Che un bambino che cresce assistendo ai continui litigi dei genitori, tra urla e suppellettili che volano, non sia un bambino felice - e probabilmente non sarà nemmeno un adulto felice - ce lo hanno detto per anni gli esperti. Oggi arriva anche la Cassazione a confermarlo: litigare davanti ai figli può costituire reato. Tali conflitti vanno considerati come maltrattamenti in famiglia.

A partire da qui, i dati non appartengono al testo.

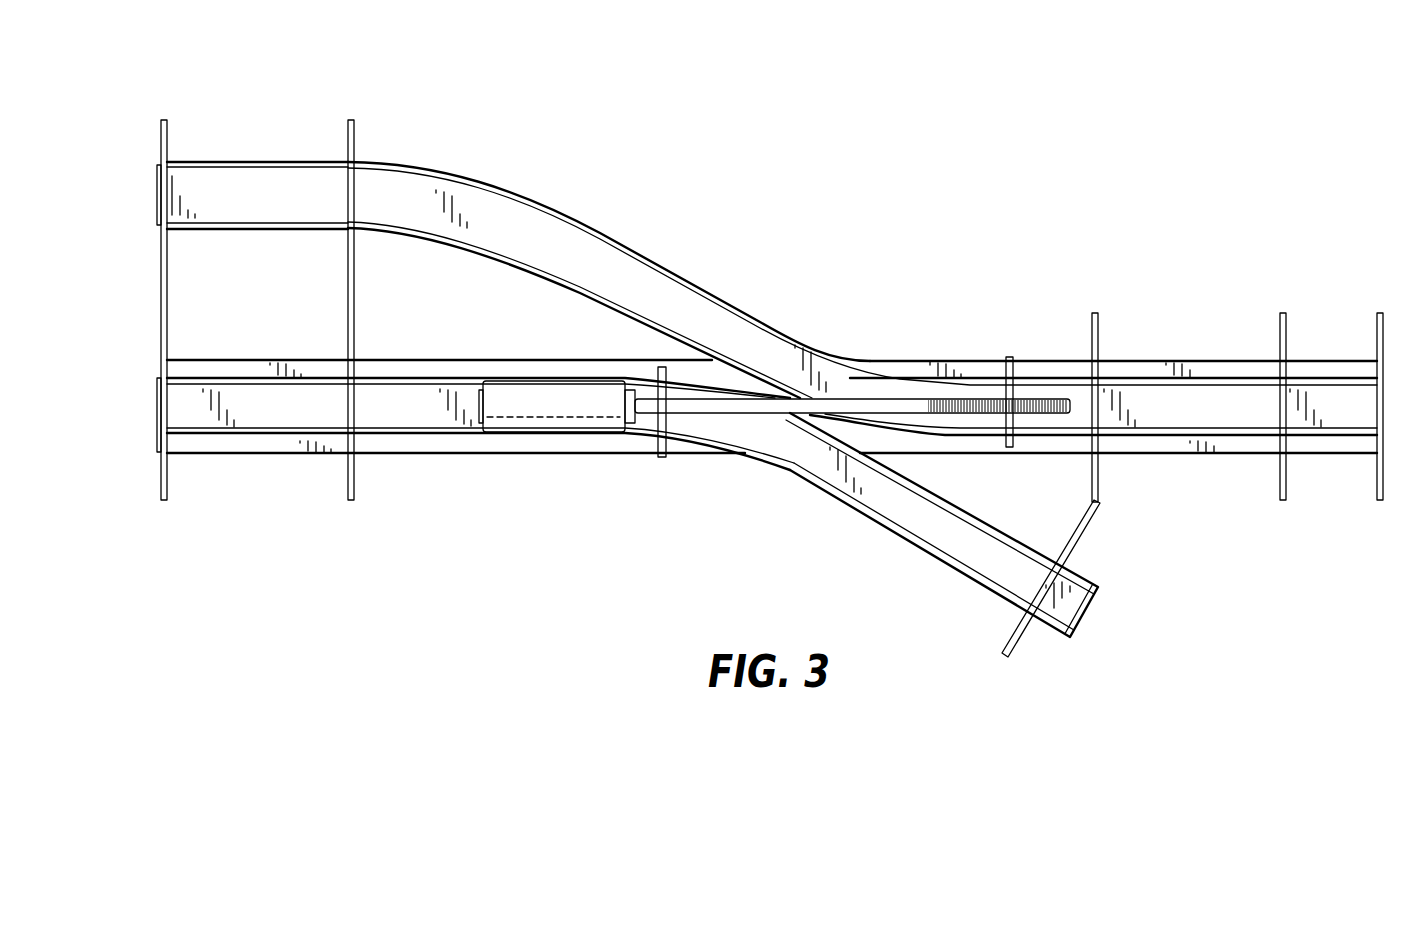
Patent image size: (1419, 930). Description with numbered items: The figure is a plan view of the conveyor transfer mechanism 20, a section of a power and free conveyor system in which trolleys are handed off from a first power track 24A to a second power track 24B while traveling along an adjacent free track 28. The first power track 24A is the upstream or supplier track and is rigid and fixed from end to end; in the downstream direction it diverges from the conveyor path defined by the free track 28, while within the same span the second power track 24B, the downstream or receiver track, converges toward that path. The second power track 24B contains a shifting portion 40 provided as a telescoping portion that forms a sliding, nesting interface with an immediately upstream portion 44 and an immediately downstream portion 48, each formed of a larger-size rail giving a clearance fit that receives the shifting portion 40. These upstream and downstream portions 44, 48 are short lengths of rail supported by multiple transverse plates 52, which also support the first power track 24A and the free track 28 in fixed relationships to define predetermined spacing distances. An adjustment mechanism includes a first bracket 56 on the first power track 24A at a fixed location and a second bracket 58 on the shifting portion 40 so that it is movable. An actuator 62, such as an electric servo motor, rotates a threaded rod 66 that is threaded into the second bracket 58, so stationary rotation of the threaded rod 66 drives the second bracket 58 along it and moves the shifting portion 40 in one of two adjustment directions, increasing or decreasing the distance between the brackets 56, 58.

The transfer mechanism 20 is at (960, 108).
The upstream portion 44 is at (276, 196).
The shifting portion 40 is at (583, 251).
The second power track 24B is at (722, 300).
The free track 28 is at (240, 456).
The first power track 24A is at (408, 415).
The downstream portion 48 is at (1188, 392).
The transverse plates 52 is at (167, 128).
The first bracket 56 is at (657, 422).
The second bracket 58 is at (1004, 372).
The actuator 62 is at (549, 406).
The threaded rod 66 is at (740, 407).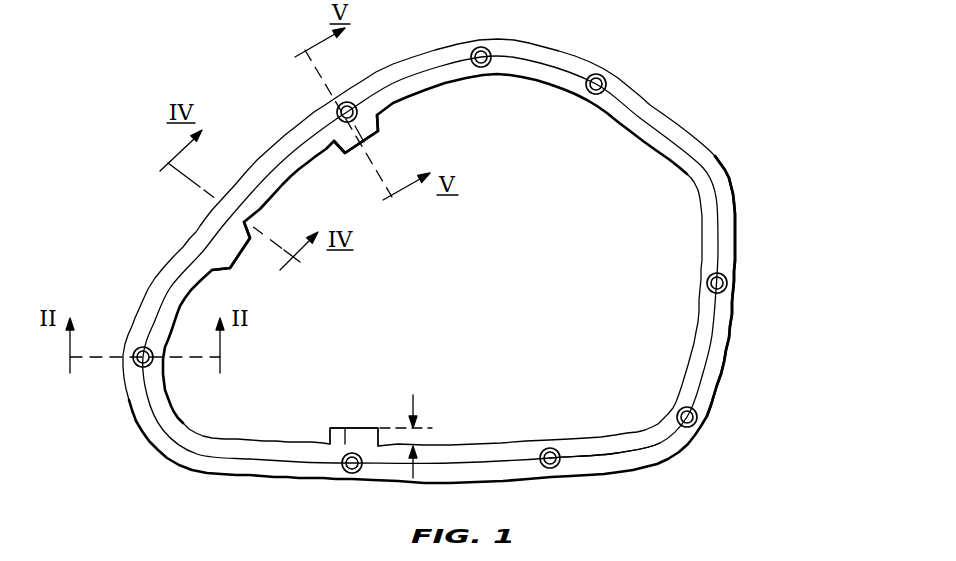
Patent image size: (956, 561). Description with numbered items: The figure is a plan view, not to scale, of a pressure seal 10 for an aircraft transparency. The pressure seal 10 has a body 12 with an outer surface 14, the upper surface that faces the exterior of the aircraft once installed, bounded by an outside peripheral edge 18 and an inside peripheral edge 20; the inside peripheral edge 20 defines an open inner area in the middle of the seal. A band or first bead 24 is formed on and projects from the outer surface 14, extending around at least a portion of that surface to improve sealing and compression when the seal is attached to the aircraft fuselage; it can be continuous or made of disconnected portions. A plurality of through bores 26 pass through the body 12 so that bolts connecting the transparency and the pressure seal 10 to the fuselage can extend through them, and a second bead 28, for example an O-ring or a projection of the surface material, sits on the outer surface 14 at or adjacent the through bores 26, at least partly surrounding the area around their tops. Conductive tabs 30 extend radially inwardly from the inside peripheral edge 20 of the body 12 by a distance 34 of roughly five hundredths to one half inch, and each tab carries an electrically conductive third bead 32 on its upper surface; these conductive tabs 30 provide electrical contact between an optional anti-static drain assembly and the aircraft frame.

The pressure seal 10 is at (472, 274).
The body 12 is at (735, 177).
The outer surface 14 is at (729, 219).
The outside peripheral edge 18 is at (745, 339).
The inside peripheral edge 20 is at (676, 353).
The first bead 24 is at (620, 456).
The through bores 26 is at (698, 420).
The second bead 28 is at (344, 471).
The conductive tabs 30 is at (360, 410).
The third bead 32 is at (346, 428).
The distance 34 is at (422, 434).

La Corte Suprema si è così pronunciata sul ricorso presentato da una donna che era stata condannata, insieme al convivente, per aver discusso in maniera molto animata in presenza dei figli.
La madre – come riportato da Il Messagero - chiedeva agli ermellini di annullare la sentenza in nome del fatto che i bimbi non erano stati mai “direttamente oggetto di aggressioni o soprusi, né di violenza psicologica”. Una giustificazione debole per i giudici, che hanno stabilito che, anche come spettatori passivi, i figli possono riportare danni “fisiopsichici” e “ferite psicologiche indelebili”.
Addirittura “i maltrattamenti inflitti da un coniuge all’altro in presenza dei bambini – precisa la Cassazione – possono condurre alla dichiarazione di decadenza dalla potestà genitoriale”. Avvalendosi di vari studi in materia, ha inoltre sottolineato che non sono esenti da questi meccanismi di danneggiamento neppure i bimbi di pochi mesi o giorni, o “i feti ancora nel grembo materno”, che percepiscono tutto ciò che avviene nell’ambiente circostante.
Una posizione condivisa anche da Maddalena Cialdella, psicoterapeuta familiare e consulente del Tribunale, che ha così commentato la decisione dei giudici: “Stiamo parlando di situazioni di tensione molto forte, che si verificano in caso di separazioni difficili. I bimbi sono costretti a schierarsi con la madre o con il padre. Questo altera il rapporto con i genitori”.